Gelen geçenin severek ve imrenerek, kimilerinin de kıskanarak baktığı gelin duvağı (begonvil) çiçeğimin altında oturuyorum komşumla. Evinin üç yanında da var aynısı; ama her birini asma ile çiftleştirdiğinden (!) çiçek yeterince gelişememiş, olan güzelliğini gösterememiş bir türlü. O nedenle benim çiçeğime, herkesin olduğu gibi onun da kaçınamadığı bir hayranlığı vardır. Her geldiğinde de, Sabahattin Ali’ nin “Görmesen bile denizi yukarıya çevir gözü” dizelerini söylermişçesine gözlerini gelin duvağının üzerinde gezdirir durur. O gün de aynı şeyi yaparken hayranlığını bir kez daha dile getirmek istedi ve “Sizin” diye başladığı sözünü “Bir kahramanlığınız yok bunun böyle olmasında”  diyerek bitirdi. Kahramanlık olarak değerlendirilecek bir şey olmasa da yine de bir şey yapmıştım. Ya da hiçbir şey yapmamıştım. Asma ile karıştırmamış, her yıl budayarak özgürlüğünü kısıtlamamıştım. Kahramanlık değilse de bir şeydi bu da. Hem de çok şey… Bu duruşuyla yaşamıma bir serinlik katıyor, yuvama güzellik veriyordu. Az şey değildi bunlar kuşkusuz.

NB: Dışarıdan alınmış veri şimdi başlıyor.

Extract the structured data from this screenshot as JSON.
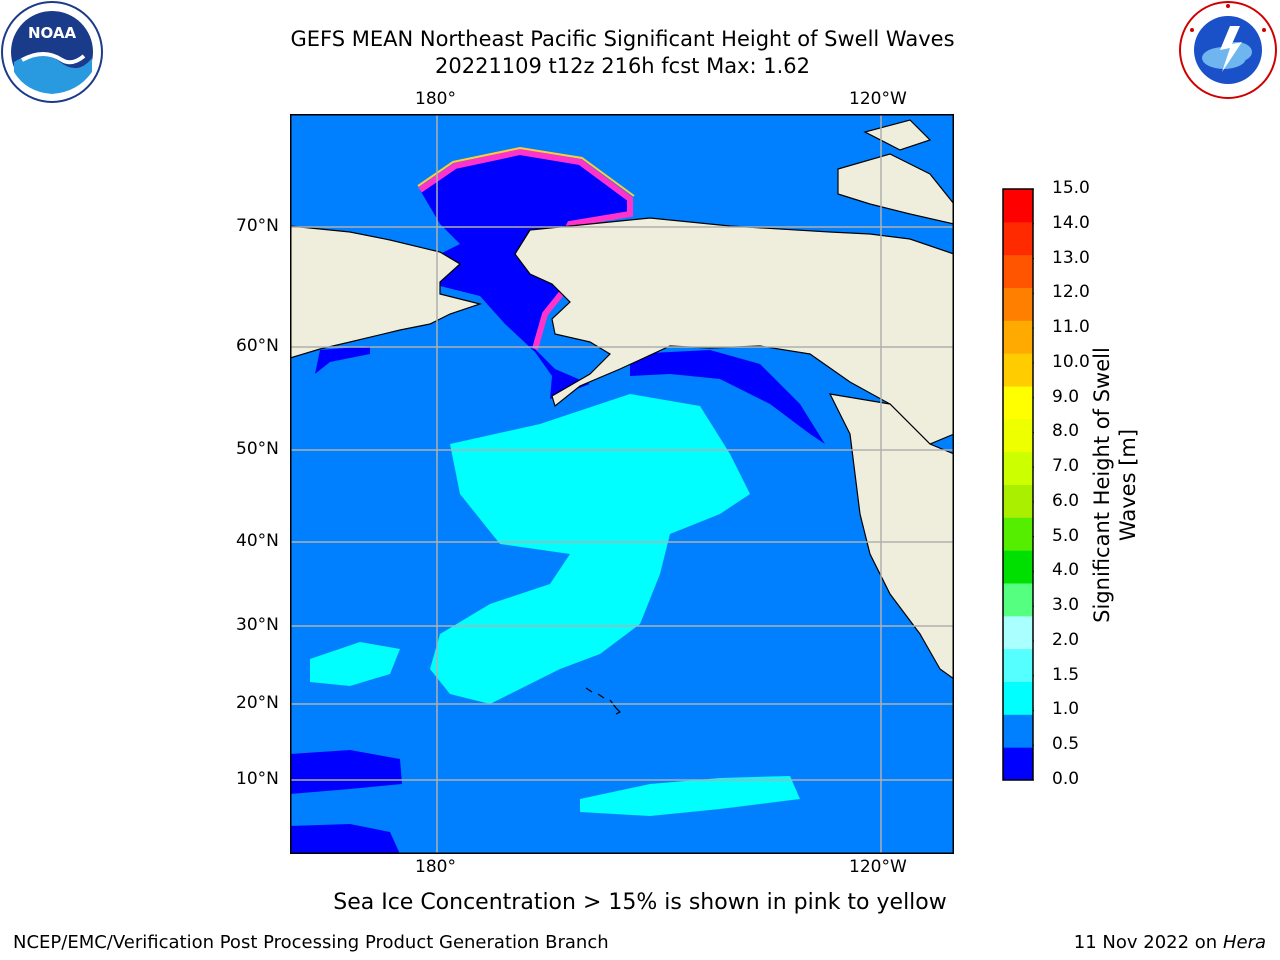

Komşumun asıl söylemek istediği kahramanlık değildi kuşkusuz. Salt sözcüğü yanlış seçmişti, spor yorumcularının yaptığı gibi.  Belki beceri  diyecekti; ama daha çok da katkı demek istemiş olmalıydı. Ne ilginçtir ki komşumun yanlışlıkla söylediği bu sözcüğü günlük yaşamda kullanmadan da birilerini durup dururken çakma kahraman yaptığımız olur. Yere göğe sığdırmadığımız ulusal ayaktopu karşılaşmalarının en birincisinin ikinci haftasında bu tür kahramanlıklara tanık olduk yine. Daha önce ulusal takımın başındayken uluslararası düzeyde yeşil alanın dışına atılmış ve aynı şey kulüp takımının yönetimindeyken bir kez daha başına gelmiş adamı; hem de o yaptırımı veren kuruluş yeniden göreve getirerek adamı bir kez daha kahramanlaştırmış oldu. Ülkede kahraman (!) yapılacak başka hiç adam yokmuş ya da kalmamıştı sanki. Dedim ya kahraman yaratmaya aşırı bir düşkünlüğümüz var.  Ama asıl kahraman (!) o adamı o takımın başına getiren öbür adamdı bence.
Yine o ikinci haftada 16 yaşındaki bir oğlanın kahramanlaştırılması var bir de. Bu yaşında (!) en birinci ligde oynarken ulusal takımı çalıştırmakla yeniden görevlendirilen o kahramanın takımına gol atması çok büyütüldü. Oysa asıl büyütülmesi gereken o golü kendi atabilecekken ona attıran adamdı ve asıl kahraman o olmalıydı. Adam ayaktopunun olduğu denli insanlığın da ustası olmalıydı ki hiç düşünmeden o 16 yaşındaki oğlanın önüne topu koyuverdi. O da, benim bile yapmakta zorlanmayacağım yapılması gerekeni yaptı, topu boş kaleye yolladı. Oğlan görevini yapmıştı, diğeri de öyle. Ama diğeri görevini kendisi için de yapabilirdi. Ne ki o işini seviyordu, ayaktopunu seviyordu, insanları seviyordu, birlikte bir şey yapmayı ve yaptırmayı, yardımlaşmayı seviyordu. Bunları sevdiği için kendini de seviyordu kuşkusuz. Kendini sevdiği için de bunları yapmıştı. Ve asıl kahraman oydu. Ama gel de bunları bizim insanımıza anlat.  
Gelin duvağının altında otururken nereye götürdün beni be komşu!